300 enterprise marketers weigh in on AI search
Enterprise marketers have identified the channel. They have not yet built the muscles to defend a position in it.
Key takeaways
- Three quarters of 300 enterprise marketing executives now rank AI search as a board-level priority.
- Belief is near universal; instrumentation is not. Few can name the prompts, models or competitors that define their visibility.
- Budgets are moving toward citation-led SEO, model-feeding PR, and structured citable content rather than volume plays.
- LLMs surface two to four sources per answer. The long tail of visibility has collapsed; early citation positions compound.
Three quarters of enterprise marketing executives now treat AI search as a board-level priority, according to a survey of 300 of them published by Search Engine Journal in partnership with Branch. That figure ought to be read with a raised eyebrow. The same cohort, asked a year ago, would have said much the same about the metaverse.
Still, the underlying numbers are harder to dismiss than the enthusiasm around them. The report, drawn from senior marketers at companies with revenues above $250m, finds that budgets, measurement frameworks and org charts are quietly being rewired around generative answers rather than blue links. The interesting question is not whether enterprises believe AI search matters. It is what they are doing about it, and where the gap between conviction and competence is widest.
The conviction-competence gap
The survey's most useful finding is the mismatch between stated priority and operational readiness. A clear majority of respondents say AI search will materially affect their pipeline within twelve months. A much smaller minority can name the prompts their brand is cited in, the models that cite them, or the share of voice they hold against named competitors inside ChatGPT, Gemini, Perplexity or Copilot. Belief is universal; instrumentation is not.
This is the familiar shape of a new channel in its awkward adolescence. Paid search took roughly five years to acquire the measurement vocabulary marketers now take for granted. Generative answers have had eighteen months. The executives surveyed are buying tooling, hiring specialists and commissioning audits at a pace that suggests they know the lag is the risk, not the technology.
Where the budget is actually moving
Three reallocations stand out. First, SEO teams are being rebadged rather than cut, with remits extended to cover model citations and answer-engine optimisation. Second, PR and earned media budgets are being scrutinised through a new lens: not reach, but whether coverage in a given outlet demonstrably feeds the corpora that models draw from. Third, content production is being rebuilt around structured, citable assets (original data, methodology pages, named-expert commentary) rather than the volume plays that defined the content-marketing era.
For financial services firms, the implication is sharpest around regulated content. A bank whose explainer pages are cited by ChatGPT when a prospect asks about SOFR transition or Basel III endgame is, in effect, occupying the position once held by the first organic result. That position is now winner-takes-most: LLMs typically surface two to four sources, not ten. The long tail of "page two" visibility has collapsed.
For multilaterals and UN agencies, the stakes are different but larger. When a policymaker asks Gemini to summarise disaster-risk financing or digital public infrastructure, the institutions cited become the de facto authorities, regardless of who actually convenes the standard. Bodies that do not appear in those answers will find their convening power eroding in slow motion, and they will not see it in any dashboard they currently run.

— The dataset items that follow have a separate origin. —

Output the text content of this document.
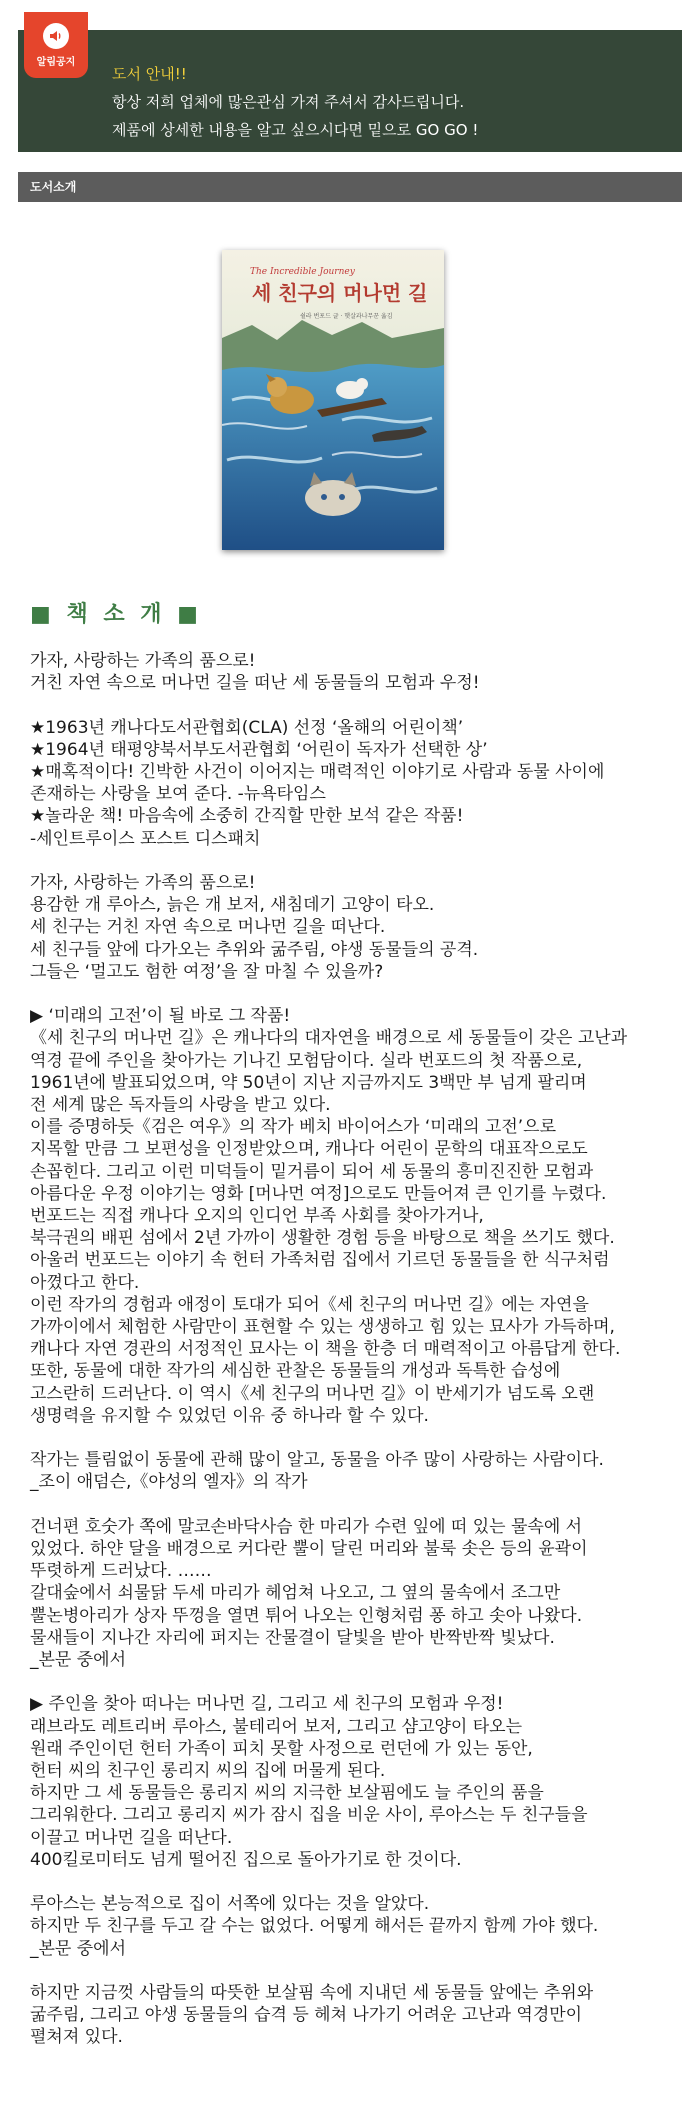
알림공지
도서 안내!!
항상 저희 업체에 많은관심 가져 주셔서 감사드립니다.
제품에 상세한 내용을 알고 싶으시다면 밑으로 GO GO !
도서소개
The Incredible Journey
세 친구의 머나먼 길
쉴라 번포드 글 · 햇살과나무꾼 옮김
■ 책 소 개 ■
가자, 사랑하는 가족의 품으로!
거친 자연 속으로 머나먼 길을 떠난 세 동물들의 모험과 우정!
★1963년 캐나다도서관협회(CLA) 선정 ‘올해의 어린이책’
★1964년 태평양북서부도서관협회 ‘어린이 독자가 선택한 상’
★매혹적이다! 긴박한 사건이 이어지는 매력적인 이야기로 사람과 동물 사이에
존재하는 사랑을 보여 준다. -뉴욕타임스
★놀라운 책! 마음속에 소중히 간직할 만한 보석 같은 작품!
-세인트루이스 포스트 디스패치
가자, 사랑하는 가족의 품으로!
용감한 개 루아스, 늙은 개 보저, 새침데기 고양이 타오.
세 친구는 거친 자연 속으로 머나먼 길을 떠난다.
세 친구들 앞에 다가오는 추위와 굶주림, 야생 동물들의 공격.
그들은 ‘멀고도 험한 여정’을 잘 마칠 수 있을까?
▶ ‘미래의 고전’이 될 바로 그 작품!
《세 친구의 머나먼 길》은 캐나다의 대자연을 배경으로 세 동물들이 갖은 고난과
역경 끝에 주인을 찾아가는 기나긴 모험담이다. 실라 번포드의 첫 작품으로,
1961년에 발표되었으며, 약 50년이 지난 지금까지도 3백만 부 넘게 팔리며
전 세계 많은 독자들의 사랑을 받고 있다.
이를 증명하듯《검은 여우》의 작가 베치 바이어스가 ‘미래의 고전’으로
지목할 만큼 그 보편성을 인정받았으며, 캐나다 어린이 문학의 대표작으로도
손꼽힌다. 그리고 이런 미덕들이 밑거름이 되어 세 동물의 흥미진진한 모험과
아름다운 우정 이야기는 영화 [머나먼 여정]으로도 만들어져 큰 인기를 누렸다.
번포드는 직접 캐나다 오지의 인디언 부족 사회를 찾아가거나,
북극권의 배핀 섬에서 2년 가까이 생활한 경험 등을 바탕으로 책을 쓰기도 했다.
아울러 번포드는 이야기 속 헌터 가족처럼 집에서 기르던 동물들을 한 식구처럼
아꼈다고 한다.
이런 작가의 경험과 애정이 토대가 되어《세 친구의 머나먼 길》에는 자연을
가까이에서 체험한 사람만이 표현할 수 있는 생생하고 힘 있는 묘사가 가득하며,
캐나다 자연 경관의 서정적인 묘사는 이 책을 한층 더 매력적이고 아름답게 한다.
또한, 동물에 대한 작가의 세심한 관찰은 동물들의 개성과 독특한 습성에
고스란히 드러난다. 이 역시《세 친구의 머나먼 길》이 반세기가 넘도록 오랜
생명력을 유지할 수 있었던 이유 중 하나라 할 수 있다.
작가는 틀림없이 동물에 관해 많이 알고, 동물을 아주 많이 사랑하는 사람이다.
_조이 애덤슨,《야성의 엘자》의 작가
건너편 호숫가 쪽에 말코손바닥사슴 한 마리가 수련 잎에 떠 있는 물속에 서
있었다. 하얀 달을 배경으로 커다란 뿔이 달린 머리와 불룩 솟은 등의 윤곽이
뚜렷하게 드러났다. ……
갈대숲에서 쇠물닭 두세 마리가 헤엄쳐 나오고, 그 옆의 물속에서 조그만
뿔논병아리가 상자 뚜껑을 열면 튀어 나오는 인형처럼 퐁 하고 솟아 나왔다.
물새들이 지나간 자리에 퍼지는 잔물결이 달빛을 받아 반짝반짝 빛났다.
_본문 중에서
▶ 주인을 찾아 떠나는 머나먼 길, 그리고 세 친구의 모험과 우정!
래브라도 레트리버 루아스, 불테리어 보저, 그리고 샴고양이 타오는
원래 주인이던 헌터 가족이 피치 못할 사정으로 런던에 가 있는 동안,
헌터 씨의 친구인 롱리지 씨의 집에 머물게 된다.
하지만 그 세 동물들은 롱리지 씨의 지극한 보살핌에도 늘 주인의 품을
그리워한다. 그리고 롱리지 씨가 잠시 집을 비운 사이, 루아스는 두 친구들을
이끌고 머나먼 길을 떠난다.
400킬로미터도 넘게 떨어진 집으로 돌아가기로 한 것이다.
루아스는 본능적으로 집이 서쪽에 있다는 것을 알았다.
하지만 두 친구를 두고 갈 수는 없었다. 어떻게 해서든 끝까지 함께 가야 했다.
_본문 중에서
하지만 지금껏 사람들의 따뜻한 보살핌 속에 지내던 세 동물들 앞에는 추위와
굶주림, 그리고 야생 동물들의 습격 등 헤쳐 나가기 어려운 고난과 역경만이
펼쳐져 있다.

For major industrial groups, the channel matters most in procurement-adjacent queries: specifications, certifications, sustainability claims. Buyers no longer compare five vendor PDFs. They ask a model to compare them, and the model relies on what it has been trained or retrieved to trust.
The five findings, read sceptically
Search Engine Journal's report groups its data into five headline findings: rising executive priority, budget reallocation toward AI search, measurement immaturity, organisational restructuring, and a shift in KPI definitions away from clicks and toward citations and inclusion rates. None of these is surprising on its own. Taken together, they describe a category in which the early movers are already building the measurement standards that laggards will eventually adopt, and pay a premium to license.
The historical analogue worth holding in mind is not search circa 2004. It is analyst-relations circa 1995, when a small number of firms worked out that being quoted in Gartner reports shaped enterprise buying more than any advertisement. The brands that invested early in the relationship with analysts compounded the advantage for two decades. LLMs are the new analysts, with two differences: they cite far more sources, and they update far more frequently. The compounding window is therefore shorter and the cost of waiting higher.
What the survey does not say
The report is quieter on two questions that ought to concern any CMO reading it. The first is attribution. None of the major models offers reliable, auditable data on which prompts cite which brands, leaving marketers to triangulate through third-party tools of varying quality. The second is durability. A citation pattern that holds in GPT-4o may not survive the next model refresh, and the survey offers no evidence that enterprises are stress-testing their visibility across versions.
Both gaps point to the same underlying truth. Enterprise marketers have correctly identified the channel. They have not yet built the muscles to defend a position in it. The firms that close that gap in 2026 will set the citation patterns that everyone else spends 2027 trying to dislodge.